By the end of the 1960s, Adderley's playing began to reflect the influence of electric jazz. In this period, he released albums such as Accent on Africa (1968) and The Price You Got to Pay to Be Free (1970). In 1970, his quintet appeared at the Monterey Jazz Festival in California, and a brief scene of that performance was featured in the 1971 psychological thriller Play Misty for Me, starring Clint Eastwood. In 1975, he also appeared in an acting role alongside José Feliciano and David Carradine in the episode "Battle Hymn" in the third season of the TV series Kung Fu.

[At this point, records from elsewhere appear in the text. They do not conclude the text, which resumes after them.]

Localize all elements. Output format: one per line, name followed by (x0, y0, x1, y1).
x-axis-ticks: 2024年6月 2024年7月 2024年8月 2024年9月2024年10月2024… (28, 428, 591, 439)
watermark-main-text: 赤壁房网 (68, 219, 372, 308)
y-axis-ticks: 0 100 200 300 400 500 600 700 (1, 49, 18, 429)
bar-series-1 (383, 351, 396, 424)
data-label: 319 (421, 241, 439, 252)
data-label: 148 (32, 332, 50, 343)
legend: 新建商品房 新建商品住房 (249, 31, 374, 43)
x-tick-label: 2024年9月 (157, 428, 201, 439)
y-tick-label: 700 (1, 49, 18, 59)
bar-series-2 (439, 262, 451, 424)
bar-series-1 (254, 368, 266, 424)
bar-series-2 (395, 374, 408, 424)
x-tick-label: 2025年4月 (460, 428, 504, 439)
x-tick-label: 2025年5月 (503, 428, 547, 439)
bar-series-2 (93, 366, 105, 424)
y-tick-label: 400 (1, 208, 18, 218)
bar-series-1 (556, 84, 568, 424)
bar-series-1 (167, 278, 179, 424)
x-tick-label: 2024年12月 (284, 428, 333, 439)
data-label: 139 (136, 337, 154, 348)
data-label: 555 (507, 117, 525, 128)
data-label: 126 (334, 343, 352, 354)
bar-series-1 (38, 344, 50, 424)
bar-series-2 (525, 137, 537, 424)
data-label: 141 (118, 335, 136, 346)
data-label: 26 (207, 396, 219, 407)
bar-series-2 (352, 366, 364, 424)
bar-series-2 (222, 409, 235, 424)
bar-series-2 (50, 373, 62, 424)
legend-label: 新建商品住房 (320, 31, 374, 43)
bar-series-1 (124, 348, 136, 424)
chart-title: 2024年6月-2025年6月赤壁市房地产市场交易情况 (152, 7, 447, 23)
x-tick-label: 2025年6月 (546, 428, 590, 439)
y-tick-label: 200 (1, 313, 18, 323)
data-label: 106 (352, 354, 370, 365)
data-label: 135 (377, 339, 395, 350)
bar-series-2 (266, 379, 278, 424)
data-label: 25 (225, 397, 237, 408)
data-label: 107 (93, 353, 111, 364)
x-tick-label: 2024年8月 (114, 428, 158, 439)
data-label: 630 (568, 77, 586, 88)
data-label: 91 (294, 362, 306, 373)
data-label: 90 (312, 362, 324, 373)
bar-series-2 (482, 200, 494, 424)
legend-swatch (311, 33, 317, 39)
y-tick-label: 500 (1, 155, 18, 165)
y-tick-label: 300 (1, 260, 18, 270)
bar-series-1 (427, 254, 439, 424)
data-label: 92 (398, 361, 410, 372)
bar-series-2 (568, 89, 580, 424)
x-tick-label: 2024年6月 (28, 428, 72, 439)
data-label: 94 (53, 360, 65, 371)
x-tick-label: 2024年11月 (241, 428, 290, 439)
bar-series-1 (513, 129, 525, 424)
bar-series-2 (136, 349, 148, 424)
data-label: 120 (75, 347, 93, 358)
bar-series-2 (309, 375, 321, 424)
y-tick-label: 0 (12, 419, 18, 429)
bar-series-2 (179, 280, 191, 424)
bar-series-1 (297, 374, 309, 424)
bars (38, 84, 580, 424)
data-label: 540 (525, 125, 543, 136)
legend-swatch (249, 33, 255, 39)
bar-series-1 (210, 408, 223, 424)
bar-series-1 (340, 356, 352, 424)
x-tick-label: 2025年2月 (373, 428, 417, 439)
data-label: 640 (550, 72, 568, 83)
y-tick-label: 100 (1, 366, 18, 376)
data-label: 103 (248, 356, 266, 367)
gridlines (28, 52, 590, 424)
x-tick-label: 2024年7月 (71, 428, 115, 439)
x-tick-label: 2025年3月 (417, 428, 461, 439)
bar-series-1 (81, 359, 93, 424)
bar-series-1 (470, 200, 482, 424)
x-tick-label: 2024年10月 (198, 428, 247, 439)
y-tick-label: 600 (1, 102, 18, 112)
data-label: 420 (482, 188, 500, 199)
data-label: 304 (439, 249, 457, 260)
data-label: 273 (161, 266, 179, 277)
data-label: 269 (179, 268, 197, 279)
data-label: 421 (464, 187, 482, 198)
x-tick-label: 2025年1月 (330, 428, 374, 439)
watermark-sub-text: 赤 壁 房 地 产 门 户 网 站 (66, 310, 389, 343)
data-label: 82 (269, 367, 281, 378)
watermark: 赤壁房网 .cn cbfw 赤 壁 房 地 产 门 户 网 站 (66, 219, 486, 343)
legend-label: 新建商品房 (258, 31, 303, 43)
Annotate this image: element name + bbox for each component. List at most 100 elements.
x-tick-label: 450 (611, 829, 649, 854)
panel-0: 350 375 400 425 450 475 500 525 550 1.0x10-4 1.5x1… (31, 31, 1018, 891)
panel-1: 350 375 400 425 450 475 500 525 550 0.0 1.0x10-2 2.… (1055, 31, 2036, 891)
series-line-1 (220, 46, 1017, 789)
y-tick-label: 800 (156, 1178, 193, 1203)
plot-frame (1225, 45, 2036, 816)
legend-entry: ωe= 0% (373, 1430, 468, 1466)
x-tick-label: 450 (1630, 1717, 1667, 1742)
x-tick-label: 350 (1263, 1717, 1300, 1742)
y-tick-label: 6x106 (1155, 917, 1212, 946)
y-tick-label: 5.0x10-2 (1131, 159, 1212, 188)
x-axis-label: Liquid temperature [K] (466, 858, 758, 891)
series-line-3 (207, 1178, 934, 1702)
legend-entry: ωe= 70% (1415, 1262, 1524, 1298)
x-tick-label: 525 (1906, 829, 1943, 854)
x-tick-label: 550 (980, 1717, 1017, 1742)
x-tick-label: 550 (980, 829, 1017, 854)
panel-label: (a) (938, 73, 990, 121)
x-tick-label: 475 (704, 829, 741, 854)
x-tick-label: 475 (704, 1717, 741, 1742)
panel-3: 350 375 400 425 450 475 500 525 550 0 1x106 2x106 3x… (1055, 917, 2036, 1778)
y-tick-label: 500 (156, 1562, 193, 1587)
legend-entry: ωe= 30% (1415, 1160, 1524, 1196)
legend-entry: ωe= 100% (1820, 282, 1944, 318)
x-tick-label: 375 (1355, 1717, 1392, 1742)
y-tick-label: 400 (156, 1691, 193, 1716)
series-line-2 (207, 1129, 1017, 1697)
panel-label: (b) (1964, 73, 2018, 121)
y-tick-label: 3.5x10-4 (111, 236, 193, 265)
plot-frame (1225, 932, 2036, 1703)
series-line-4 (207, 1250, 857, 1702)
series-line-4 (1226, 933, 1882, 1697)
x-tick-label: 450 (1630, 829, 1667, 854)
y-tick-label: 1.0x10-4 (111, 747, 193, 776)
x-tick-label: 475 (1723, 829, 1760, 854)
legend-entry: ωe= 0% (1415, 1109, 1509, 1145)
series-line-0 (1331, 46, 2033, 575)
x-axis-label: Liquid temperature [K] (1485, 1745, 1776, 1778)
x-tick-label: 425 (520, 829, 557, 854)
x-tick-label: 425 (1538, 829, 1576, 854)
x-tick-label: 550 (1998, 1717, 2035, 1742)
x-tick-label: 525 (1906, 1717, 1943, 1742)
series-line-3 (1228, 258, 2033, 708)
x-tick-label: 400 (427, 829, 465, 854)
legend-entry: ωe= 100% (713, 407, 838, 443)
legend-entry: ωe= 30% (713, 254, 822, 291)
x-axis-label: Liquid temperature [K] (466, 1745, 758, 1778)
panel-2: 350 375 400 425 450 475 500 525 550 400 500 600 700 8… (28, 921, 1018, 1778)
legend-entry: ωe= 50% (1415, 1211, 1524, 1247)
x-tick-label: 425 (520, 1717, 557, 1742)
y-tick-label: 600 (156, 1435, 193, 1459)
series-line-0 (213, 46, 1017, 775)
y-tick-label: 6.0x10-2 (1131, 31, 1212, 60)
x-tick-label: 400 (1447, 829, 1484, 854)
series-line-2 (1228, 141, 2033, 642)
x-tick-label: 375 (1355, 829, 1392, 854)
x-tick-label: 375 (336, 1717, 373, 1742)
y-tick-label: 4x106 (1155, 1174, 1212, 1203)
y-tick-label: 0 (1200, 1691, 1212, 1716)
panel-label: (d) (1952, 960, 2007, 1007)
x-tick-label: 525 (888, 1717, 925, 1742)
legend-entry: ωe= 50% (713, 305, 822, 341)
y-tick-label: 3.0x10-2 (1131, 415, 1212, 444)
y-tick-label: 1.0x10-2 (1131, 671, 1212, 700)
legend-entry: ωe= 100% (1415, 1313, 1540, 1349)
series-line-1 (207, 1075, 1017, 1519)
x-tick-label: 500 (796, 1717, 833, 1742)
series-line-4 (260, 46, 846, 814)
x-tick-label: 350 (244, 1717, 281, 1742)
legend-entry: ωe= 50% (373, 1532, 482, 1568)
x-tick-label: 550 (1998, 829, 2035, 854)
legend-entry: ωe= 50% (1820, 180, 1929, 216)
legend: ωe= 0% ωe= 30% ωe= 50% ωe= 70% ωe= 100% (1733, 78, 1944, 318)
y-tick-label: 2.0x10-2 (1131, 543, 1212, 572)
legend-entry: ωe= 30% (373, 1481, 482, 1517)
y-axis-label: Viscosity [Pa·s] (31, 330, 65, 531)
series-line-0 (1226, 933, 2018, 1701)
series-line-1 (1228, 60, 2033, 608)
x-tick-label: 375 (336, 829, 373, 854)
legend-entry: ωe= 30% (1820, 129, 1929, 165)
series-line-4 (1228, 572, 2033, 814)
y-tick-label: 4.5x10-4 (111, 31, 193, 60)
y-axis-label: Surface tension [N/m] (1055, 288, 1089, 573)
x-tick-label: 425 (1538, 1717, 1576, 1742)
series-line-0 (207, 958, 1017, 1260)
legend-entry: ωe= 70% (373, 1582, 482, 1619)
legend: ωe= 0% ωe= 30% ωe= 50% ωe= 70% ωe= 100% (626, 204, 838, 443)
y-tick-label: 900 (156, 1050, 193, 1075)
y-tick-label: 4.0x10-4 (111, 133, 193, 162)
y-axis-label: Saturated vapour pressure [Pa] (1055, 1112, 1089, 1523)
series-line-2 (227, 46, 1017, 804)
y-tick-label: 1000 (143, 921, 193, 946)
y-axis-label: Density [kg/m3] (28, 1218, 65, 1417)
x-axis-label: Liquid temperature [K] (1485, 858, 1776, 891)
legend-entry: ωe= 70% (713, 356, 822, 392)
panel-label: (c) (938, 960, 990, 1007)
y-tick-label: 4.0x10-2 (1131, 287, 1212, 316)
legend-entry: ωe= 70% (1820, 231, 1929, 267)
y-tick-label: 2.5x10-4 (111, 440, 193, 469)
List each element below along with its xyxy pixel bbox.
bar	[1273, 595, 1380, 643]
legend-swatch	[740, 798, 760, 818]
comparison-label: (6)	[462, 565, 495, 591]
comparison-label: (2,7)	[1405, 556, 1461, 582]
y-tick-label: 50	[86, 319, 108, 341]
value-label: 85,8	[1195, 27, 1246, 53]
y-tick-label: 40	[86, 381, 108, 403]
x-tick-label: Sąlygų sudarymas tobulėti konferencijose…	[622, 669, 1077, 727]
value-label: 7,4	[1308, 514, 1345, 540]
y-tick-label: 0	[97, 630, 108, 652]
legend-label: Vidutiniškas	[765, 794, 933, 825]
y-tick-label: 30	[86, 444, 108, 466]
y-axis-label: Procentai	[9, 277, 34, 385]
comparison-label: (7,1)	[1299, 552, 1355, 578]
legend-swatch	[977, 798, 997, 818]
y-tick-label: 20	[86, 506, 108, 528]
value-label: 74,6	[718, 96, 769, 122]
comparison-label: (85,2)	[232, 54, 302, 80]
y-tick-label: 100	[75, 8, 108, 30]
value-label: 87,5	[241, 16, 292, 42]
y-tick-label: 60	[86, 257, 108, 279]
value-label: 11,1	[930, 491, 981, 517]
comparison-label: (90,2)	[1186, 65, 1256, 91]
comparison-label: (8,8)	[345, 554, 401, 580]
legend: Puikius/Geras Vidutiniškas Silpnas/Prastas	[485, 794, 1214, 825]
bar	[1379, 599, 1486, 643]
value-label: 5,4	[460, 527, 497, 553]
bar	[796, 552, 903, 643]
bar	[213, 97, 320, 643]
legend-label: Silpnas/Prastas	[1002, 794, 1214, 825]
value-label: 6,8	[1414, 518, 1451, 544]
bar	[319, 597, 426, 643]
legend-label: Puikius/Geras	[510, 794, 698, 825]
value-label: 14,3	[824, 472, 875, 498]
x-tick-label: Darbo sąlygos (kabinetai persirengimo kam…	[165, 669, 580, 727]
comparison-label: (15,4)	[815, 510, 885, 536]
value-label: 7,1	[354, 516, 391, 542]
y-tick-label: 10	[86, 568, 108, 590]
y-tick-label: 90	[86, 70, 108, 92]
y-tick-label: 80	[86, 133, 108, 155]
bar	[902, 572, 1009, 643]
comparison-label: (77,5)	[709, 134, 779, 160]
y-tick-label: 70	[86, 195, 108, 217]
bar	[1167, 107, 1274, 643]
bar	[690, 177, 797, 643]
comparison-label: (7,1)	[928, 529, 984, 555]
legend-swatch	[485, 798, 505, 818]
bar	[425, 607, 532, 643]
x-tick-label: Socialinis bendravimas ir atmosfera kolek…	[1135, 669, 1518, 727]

Songs made famous by Adderley and his bands include "This Here" (written by Bobby Timmons), "The Jive Samba", "Work Song" (written by Nat Adderley), "Mercy, Mercy, Mercy" (written by Joe Zawinul), and "Walk Tall" (written by Zawinul, Esther Marrow, and James Rein). A cover version of Pops Staples's "Why (Am I Treated So Bad)?" also entered the chart. His instrumental "Sack o' Woe" was covered by Manfred Mann on their debut album, The Five Faces of Manfred Mann.

== Death and legacy ==
In July 1975, Adderley suffered a stroke from a cerebral hemorrhage and died four weeks later, on August 8, 1975, at St. Mary Methodist Hospital in Gary, Indiana. He was 46 years old. He was survived by his wife, Olga James Adderley, parents Julian Carlyle and Jessie Lee Adderley, and brother Nat Adderley. He was buried in the Southside Cemetery, Tallahassee, Florida.

Later in 1975, he was inducted into the DownBeat Jazz Hall of Fame. Joe Zawinul's composition "Cannon Ball" on Weather Report's album Black Market is a tribute to his former leader. Pepper Adams and George Mraz dedicated the composition "Julian", on Adams's 1975 album of the same name, days after Cannonball's death.

Adderley was initiated as an honorary member of the Phi Mu Alpha Sinfonia fraternity (Gamma Theta chapter, University of North Texas, 1960, and Xi Omega chapter, Frostburg State University, 1970) and Alpha Phi Alpha (Beta Nu chapter, Florida A&M University).